2. Maybe it is reality crushing a fantasy. But it is not *just* reality crushing a fantasy. What I mean is that it's totally OK and valid and understandable for this to throw you, and of course it feels big. I would guess that almost any noticeable change in therapy would feel awful and big. You want/need it to be stable with a capital S, so you can extend from that stability into the hard work that itself sometimes knocks you (one) so far off your own grounding.

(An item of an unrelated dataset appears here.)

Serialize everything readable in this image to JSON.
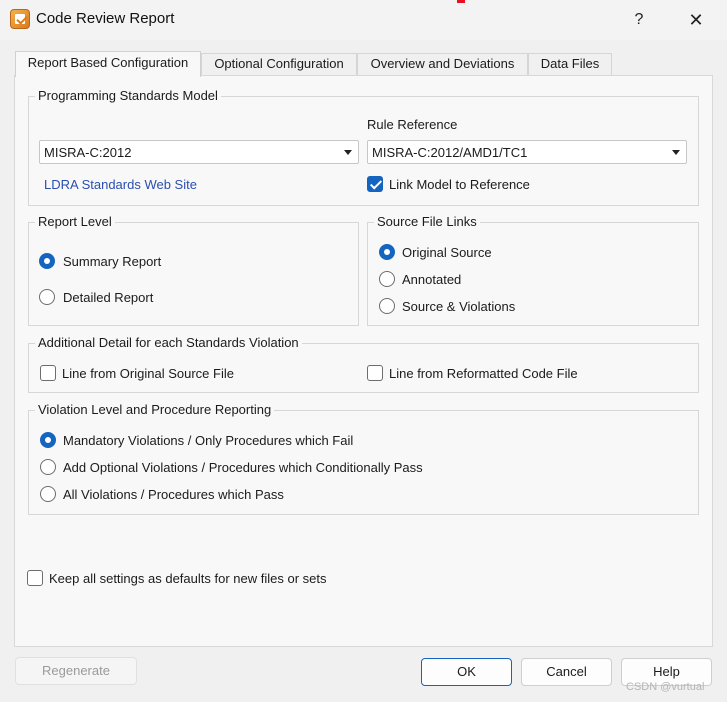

****I think you are exactly right - I need stability right now in a huge way. I've move my company and things are really upside down for me. Right now I hate the new office - it doesn't feel safe and I'm grieving the loss of our old space, even as this one is a move up for us. My therapist has expressed his surprise at the depths of my distress over the move and I'm as shocked as he is. So I don't want him to change anything at all - too much change already for me to handle. That said, it shakes me when I realize how big my needs are and how much I still fear sudden abandonment. Kind of like, "if he changed this, then what else will he change?"
I hope those thoughts help in some way. I wish you lots of soothing in our life right now.
****It always helps to not feel so alone. Thanks for taking the time to write.